In the Middle East, looking weak is the equivalent of wearing a "kick me" sign. And that’s now a problem for Tehran.
Iran has hit a headwind in the person of Donald Trump. The president has basically taken back all the benefits the regime gained from the deal it cut with Barack Obama. Trump has made the mullahs look smaller on the global stage, crimped their economy, and messed with Tehran’s surrogates.
Teheran’s top policy option now appears to be praying that Trump loses in 2020 and is replaced by a more pliant president. Still, the last thing they want to do is sit around meekly absorbing insults and injuries until January 2021 rolls around.
To shake off the growing signs of weakness, Iran flexed its muscles by threatening to close the Strait of Hormuz. That hasn’t worked out so well. They almost prompted a retaliatory military strike from Washington. Now, the U.S. and others are committing resources to protect freedom of navigation in the gulf. That issue seems to be fizzling.
Tehran also has been playing the nuclear card, threatening Europeans that, unless they pony up some serious cash and business opportunities, Iran will expand its uranium enrichment program beyond the limits they agreed to in the Iran Deal.
Alas, for the mullahs, the Europeans have responded like a bad prom date. They keep making promises, but it is not clear they will be there for the last dance.
French leader Emmanuel Macron tried to engineer some kind of compromise path at the G-7, which included having the Iranians fly in for a guest appearance. His strategic staging ended without a final act. Nothing changed.
France followed up with proposing a $15 billion dollar line of credit for Iran. The U.S. seems to have deep-sixed that idea as well.
Meanwhile, Iran has tried to up the pressure on Europe even more. Iran has already breached the limits on uranium enrichment levels and stockpiling. United Nations inspectors have also reported another breach, confirming Iran has started installing what will be more than 30 new advanced centrifuges to enrich uranium.
Why Iran has gone with the uranium gambit as a counter-pressure tactic is a bit of a head-scratcher. It just reinforces the notion that the regime is determined to become a nuclear rogue threat. The fact that they so readily raced to breach the Iran Deal exposes it as little more than a small speed bump for restraining Tehran’s atomic ambitions.
Now, Tehran has rolled out another attempt to show economic strength: China’s declaration that it will invest $280 billion, over 25 years, in the Iranian oil sector. But, again, this display falls flat.
China is already sitting on millions of barrels of Iranian oil it doesn’t need. It’s just sitting there, stockpiled in Chinese ports. Clearly, Beijing doesn’t really want more oil. In fact, if China sold off its stockpiles, the value of Iranian crude on the global markets would plummet further.
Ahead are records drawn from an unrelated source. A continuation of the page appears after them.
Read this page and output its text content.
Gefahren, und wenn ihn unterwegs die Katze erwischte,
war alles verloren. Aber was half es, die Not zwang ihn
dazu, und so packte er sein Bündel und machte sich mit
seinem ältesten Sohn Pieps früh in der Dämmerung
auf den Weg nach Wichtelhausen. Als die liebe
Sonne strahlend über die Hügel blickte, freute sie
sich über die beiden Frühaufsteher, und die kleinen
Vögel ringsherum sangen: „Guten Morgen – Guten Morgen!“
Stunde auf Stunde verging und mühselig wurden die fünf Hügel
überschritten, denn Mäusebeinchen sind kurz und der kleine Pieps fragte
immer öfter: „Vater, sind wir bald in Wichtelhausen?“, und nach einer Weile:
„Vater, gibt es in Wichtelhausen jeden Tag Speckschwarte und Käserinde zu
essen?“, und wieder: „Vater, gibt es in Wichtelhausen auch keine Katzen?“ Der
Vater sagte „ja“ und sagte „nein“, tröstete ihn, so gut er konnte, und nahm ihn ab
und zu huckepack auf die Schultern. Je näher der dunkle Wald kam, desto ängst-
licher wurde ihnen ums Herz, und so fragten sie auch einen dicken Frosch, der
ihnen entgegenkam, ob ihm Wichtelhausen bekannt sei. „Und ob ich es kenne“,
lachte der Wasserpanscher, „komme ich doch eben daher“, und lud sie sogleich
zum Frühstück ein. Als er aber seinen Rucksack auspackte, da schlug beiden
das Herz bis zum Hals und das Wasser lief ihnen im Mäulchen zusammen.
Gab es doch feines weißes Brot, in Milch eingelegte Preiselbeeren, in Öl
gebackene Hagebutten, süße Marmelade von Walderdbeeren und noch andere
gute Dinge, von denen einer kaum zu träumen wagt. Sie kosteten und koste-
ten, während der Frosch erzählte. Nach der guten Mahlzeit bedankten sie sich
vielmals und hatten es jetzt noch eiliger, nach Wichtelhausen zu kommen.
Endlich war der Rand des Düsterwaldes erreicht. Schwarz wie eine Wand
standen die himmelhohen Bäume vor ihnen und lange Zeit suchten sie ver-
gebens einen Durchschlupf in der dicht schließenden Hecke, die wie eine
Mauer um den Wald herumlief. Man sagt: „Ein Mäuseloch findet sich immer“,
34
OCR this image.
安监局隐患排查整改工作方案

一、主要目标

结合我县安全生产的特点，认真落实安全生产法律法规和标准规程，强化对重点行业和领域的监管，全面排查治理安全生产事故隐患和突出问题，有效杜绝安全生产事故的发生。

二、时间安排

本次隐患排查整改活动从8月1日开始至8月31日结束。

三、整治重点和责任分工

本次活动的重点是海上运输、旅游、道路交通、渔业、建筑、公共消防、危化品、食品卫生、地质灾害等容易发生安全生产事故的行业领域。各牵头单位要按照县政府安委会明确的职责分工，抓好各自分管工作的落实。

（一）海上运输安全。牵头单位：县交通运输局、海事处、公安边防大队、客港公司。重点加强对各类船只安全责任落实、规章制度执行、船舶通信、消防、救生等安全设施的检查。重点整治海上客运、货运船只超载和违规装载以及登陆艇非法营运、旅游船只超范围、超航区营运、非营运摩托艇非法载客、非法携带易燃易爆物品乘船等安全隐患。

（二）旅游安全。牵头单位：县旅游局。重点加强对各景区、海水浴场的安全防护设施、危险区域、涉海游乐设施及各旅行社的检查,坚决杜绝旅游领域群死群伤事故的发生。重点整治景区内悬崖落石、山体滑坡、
If Tehran follows through on this deal, the most likely upshot is that the mullahs will wind up owing a lot of money they can’t pay back, and Beijing will wind up owning Iran’s oil industry — and maybe a lot more. That’s not really what the Iranian regime wants. It yearns to be a new Persian Empire, not a wholly-owned Chinese subsidiary.
The deal poses land mines for China as well. There is plenty of cheap oil already out there. The Chinese economy is slowing. Does it really make a lot of sense to spend a mountain of money for oil you don’t need, that in the end will likely cost you way, way more than what could be bought on the spot market?
If Beijing follows through with this deal, it could be a disastrous economic overreach. It also could land a number of Chinese companies and banks on sanction lists, blocked from doing far more lucrative deals with the West.
Add all this up, it is far from clear how this mega-deal between Tehran and Beijing plays out.
So has Tehran really broken the back of the U.S. pressure campaign? All this "sturm und drang" from Tehran may amount to much less than headlines suggest. Indeed, unless the regime starts cutting a new and better deal with Washington pretty darn quickly, Iran may be facing 2021 in no better shape than it is in right now.